Kamus tidak lahir dari dunia perbintangan. Ada kesulitan bagaimana bahasa bisa merumuskan besarnya bintang dengan besarnya matahari. Dengan video, bahasa bisa mendeskripsikan kecepatan tanpa menggunakan kata ”cepat”. Nah, itu yang membuat kegelapan-kegelapan di dalam puisi. Puisi menjadi terang ketika basis reproduksinya jelas. Misalnya, kalau basis reproduksinya agama, politik, hal-hal yang primordial, itu jelas bisa dibaca. Apakah kita begitu panik menghadapi sebuah dunia yang gelap? Atau apa artinya kepanikan kita kalau ternyata yang kita temukan adalah kehampaan atau kegelapan?”
Saatnya Revolusi Kesenian?
”Sebenarnya ada suatu gejala yang saya sebut sebagai guncangan media terhadap estetika Hegel. Hegel membuat anatomi estikanya itu dari arsitektur ke patung, dari patung ke seni rupa, dari seni rupa ke musik. Dan, paling akhir ke puisi. Jadi, Hegel menganggap puisi adalah pencapaian estetika yang paling tinggi. Tapi, waktu itu Hegel tidak tahu akan munculnya media digital. Media digital tersebut muncul dan memorak-porandakan anatomi itu.

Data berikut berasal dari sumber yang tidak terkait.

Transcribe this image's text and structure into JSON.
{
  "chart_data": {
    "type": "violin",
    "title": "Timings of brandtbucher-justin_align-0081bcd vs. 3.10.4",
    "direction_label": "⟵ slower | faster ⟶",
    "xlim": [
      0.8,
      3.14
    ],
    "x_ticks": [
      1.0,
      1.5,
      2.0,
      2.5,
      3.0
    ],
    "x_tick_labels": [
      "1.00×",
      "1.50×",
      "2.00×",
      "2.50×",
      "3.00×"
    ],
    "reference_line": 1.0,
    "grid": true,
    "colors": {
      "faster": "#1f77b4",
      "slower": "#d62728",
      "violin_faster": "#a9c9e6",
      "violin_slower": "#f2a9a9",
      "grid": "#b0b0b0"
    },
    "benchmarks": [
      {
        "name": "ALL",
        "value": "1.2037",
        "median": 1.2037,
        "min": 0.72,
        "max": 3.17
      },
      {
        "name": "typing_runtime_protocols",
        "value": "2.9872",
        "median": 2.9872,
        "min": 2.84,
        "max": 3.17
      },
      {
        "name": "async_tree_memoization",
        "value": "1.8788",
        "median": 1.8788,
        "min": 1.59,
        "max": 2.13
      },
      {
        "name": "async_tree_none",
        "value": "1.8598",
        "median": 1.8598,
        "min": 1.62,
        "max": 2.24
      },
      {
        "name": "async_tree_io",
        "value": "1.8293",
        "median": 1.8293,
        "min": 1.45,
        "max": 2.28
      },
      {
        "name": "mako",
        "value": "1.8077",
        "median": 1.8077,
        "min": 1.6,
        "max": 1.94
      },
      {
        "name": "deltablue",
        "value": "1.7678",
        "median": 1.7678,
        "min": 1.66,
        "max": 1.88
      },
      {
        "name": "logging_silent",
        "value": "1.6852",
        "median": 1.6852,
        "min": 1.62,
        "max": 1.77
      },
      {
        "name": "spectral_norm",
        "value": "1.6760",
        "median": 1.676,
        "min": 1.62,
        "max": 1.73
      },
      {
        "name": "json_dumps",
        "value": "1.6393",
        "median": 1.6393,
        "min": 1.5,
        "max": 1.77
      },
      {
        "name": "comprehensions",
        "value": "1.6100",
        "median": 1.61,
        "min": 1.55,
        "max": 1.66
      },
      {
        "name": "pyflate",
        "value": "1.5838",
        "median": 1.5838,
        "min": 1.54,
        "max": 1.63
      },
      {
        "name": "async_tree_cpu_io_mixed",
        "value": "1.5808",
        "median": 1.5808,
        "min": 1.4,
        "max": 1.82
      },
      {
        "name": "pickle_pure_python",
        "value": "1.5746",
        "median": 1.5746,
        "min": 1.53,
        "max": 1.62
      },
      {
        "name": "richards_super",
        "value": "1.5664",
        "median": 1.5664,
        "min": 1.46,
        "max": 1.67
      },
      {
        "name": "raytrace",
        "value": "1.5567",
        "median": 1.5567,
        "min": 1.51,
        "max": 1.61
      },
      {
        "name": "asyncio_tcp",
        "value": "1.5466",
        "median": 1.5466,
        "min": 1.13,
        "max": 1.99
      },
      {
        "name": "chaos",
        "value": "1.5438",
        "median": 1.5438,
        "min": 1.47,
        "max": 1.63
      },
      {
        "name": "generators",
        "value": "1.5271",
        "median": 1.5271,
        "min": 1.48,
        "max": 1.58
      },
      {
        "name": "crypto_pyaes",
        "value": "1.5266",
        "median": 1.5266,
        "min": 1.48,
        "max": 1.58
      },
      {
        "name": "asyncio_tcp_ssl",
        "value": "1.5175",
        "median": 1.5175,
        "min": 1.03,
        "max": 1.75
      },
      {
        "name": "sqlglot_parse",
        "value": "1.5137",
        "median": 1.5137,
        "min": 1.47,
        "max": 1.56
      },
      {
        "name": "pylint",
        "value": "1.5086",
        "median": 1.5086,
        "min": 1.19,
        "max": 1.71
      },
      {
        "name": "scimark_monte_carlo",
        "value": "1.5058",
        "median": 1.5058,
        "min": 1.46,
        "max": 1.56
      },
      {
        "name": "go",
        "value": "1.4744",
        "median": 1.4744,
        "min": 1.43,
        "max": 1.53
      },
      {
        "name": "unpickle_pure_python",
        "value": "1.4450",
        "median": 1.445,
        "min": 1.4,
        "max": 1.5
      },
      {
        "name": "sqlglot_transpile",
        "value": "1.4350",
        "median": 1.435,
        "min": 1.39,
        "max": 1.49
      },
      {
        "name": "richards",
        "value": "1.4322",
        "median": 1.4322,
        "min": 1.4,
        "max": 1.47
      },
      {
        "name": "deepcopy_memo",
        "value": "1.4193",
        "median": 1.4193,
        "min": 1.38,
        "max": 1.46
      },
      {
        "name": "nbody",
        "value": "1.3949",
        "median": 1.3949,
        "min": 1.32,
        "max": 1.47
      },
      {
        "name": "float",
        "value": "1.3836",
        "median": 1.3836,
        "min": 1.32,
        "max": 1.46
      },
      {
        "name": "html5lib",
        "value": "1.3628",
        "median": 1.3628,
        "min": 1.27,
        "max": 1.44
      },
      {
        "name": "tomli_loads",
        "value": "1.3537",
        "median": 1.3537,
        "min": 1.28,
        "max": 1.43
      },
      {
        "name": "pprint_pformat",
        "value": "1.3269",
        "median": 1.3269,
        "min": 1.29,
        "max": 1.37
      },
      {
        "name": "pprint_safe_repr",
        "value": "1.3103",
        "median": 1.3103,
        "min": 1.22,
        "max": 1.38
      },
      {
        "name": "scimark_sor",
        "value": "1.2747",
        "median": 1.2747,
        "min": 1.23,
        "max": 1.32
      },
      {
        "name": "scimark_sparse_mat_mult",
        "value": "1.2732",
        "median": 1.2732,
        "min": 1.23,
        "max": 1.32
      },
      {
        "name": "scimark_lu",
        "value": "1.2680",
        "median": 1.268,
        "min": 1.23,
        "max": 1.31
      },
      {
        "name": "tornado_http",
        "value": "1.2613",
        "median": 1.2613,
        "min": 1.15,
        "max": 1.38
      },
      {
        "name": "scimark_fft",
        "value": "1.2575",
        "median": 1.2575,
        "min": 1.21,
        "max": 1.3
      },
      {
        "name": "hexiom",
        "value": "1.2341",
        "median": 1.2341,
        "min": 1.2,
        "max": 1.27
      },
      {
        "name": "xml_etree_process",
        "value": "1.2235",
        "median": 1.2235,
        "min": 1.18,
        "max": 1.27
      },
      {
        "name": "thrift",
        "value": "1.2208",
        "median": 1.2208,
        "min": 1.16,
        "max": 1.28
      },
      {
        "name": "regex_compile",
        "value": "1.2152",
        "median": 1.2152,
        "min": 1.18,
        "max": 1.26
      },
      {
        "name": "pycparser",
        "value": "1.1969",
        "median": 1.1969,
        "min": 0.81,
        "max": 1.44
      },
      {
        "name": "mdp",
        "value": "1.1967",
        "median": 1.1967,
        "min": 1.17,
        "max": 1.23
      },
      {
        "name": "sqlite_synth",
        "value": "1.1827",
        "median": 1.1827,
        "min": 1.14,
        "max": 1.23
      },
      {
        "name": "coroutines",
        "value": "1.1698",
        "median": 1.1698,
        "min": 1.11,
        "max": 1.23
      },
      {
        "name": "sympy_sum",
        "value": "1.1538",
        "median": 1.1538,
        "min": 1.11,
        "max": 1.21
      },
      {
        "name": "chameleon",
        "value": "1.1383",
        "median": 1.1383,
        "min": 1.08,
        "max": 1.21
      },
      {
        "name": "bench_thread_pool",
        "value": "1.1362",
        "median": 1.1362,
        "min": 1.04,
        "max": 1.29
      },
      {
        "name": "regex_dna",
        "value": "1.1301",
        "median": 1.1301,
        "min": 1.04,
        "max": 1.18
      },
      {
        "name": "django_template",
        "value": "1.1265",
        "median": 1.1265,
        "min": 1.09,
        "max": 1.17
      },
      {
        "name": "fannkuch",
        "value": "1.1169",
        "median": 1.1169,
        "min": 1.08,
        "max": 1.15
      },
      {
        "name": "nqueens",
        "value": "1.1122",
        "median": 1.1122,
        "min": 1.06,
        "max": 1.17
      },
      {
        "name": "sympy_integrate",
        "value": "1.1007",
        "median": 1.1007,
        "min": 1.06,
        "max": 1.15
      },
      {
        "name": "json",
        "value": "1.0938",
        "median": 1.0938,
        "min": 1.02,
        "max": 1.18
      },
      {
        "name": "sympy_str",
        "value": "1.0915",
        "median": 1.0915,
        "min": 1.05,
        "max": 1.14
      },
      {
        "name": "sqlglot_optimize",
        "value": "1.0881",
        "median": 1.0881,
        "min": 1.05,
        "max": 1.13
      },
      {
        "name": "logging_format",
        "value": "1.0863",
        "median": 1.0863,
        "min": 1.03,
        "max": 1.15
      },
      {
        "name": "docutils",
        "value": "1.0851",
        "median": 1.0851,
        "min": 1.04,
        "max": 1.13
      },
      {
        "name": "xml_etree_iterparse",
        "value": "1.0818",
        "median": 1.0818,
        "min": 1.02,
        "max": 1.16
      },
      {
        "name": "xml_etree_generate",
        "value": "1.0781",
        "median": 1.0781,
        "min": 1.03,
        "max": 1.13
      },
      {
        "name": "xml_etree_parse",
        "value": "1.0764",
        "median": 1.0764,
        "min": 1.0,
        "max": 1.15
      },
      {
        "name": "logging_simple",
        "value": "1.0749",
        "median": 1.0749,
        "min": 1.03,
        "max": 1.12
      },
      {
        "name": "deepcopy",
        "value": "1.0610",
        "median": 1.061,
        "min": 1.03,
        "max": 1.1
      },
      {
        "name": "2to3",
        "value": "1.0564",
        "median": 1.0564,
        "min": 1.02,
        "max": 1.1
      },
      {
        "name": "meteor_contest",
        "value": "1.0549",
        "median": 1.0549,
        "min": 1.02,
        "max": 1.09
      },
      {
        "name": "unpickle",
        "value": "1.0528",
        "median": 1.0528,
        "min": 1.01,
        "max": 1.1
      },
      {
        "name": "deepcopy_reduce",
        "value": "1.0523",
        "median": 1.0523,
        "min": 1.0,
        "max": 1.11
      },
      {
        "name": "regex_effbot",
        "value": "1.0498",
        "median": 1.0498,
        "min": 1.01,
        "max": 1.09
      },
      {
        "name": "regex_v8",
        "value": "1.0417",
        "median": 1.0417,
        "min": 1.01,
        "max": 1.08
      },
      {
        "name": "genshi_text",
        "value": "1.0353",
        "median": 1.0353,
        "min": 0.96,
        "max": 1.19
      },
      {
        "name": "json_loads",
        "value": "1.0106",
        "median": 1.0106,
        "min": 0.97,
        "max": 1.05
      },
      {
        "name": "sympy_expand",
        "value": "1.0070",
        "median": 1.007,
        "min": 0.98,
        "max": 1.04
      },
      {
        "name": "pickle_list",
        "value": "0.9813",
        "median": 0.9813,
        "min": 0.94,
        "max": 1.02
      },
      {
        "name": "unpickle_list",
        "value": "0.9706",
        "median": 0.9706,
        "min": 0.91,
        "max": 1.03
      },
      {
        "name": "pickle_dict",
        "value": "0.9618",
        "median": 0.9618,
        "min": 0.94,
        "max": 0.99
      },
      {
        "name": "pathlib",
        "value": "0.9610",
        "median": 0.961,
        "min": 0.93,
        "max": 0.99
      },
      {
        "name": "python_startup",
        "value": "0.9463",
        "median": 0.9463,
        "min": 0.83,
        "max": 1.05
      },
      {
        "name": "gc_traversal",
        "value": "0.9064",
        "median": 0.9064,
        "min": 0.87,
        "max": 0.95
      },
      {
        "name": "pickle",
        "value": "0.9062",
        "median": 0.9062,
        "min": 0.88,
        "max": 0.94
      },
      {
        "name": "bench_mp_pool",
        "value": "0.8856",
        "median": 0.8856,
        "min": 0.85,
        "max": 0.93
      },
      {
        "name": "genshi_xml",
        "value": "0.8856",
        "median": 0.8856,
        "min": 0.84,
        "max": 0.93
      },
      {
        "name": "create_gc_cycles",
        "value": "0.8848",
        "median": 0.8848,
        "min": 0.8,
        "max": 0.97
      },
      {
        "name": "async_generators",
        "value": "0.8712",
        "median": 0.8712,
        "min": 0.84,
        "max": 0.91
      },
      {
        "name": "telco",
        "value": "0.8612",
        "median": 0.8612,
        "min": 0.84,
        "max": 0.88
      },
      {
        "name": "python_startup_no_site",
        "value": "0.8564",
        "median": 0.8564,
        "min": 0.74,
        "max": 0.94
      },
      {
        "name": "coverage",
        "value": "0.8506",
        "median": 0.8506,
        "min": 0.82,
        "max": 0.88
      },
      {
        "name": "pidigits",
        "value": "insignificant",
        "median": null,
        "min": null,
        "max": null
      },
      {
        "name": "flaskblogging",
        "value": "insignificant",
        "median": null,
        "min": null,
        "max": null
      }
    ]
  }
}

Sebenarnya media digital mendaur ulang semua itu menjadi semacam instalasi. Beberapa seniman mengambil eksekusi sendiri atas guncangan media tersebut. Seperti penyair Hungaria yang melakukan performance art. Dia merasa puisi sudah mati. Di situ saya merasa ada struktur, ada sensitivitas, ada detail, yang langsung ke otak. Saya cenderung menyebut itu sebagai solusi dari guncangan tersebut. Jadi, 5 sampai 10 tahun ke depan kita tidak tahu nasib kesenian. Yang menjaganya mungkin semacam dewan kesenian, institut seni, para redaktur, atau yang lain, padahal mungkin realitasnya itu semua sudah mati. Nah, kita tidak tahu siapa yang harus meletuskan revolusi di dalam kesenian itu.”
Cinta, puisi, kecemasan, dan teka-teki hidup adalah seluruh keheranan juga kekacauan Afrizal dalam memasuki dunia manusia. Adakah yang tak selesai dari Afrizal? Dia hanya ingin jadi seseorang, tapi telanjur jadi manusia.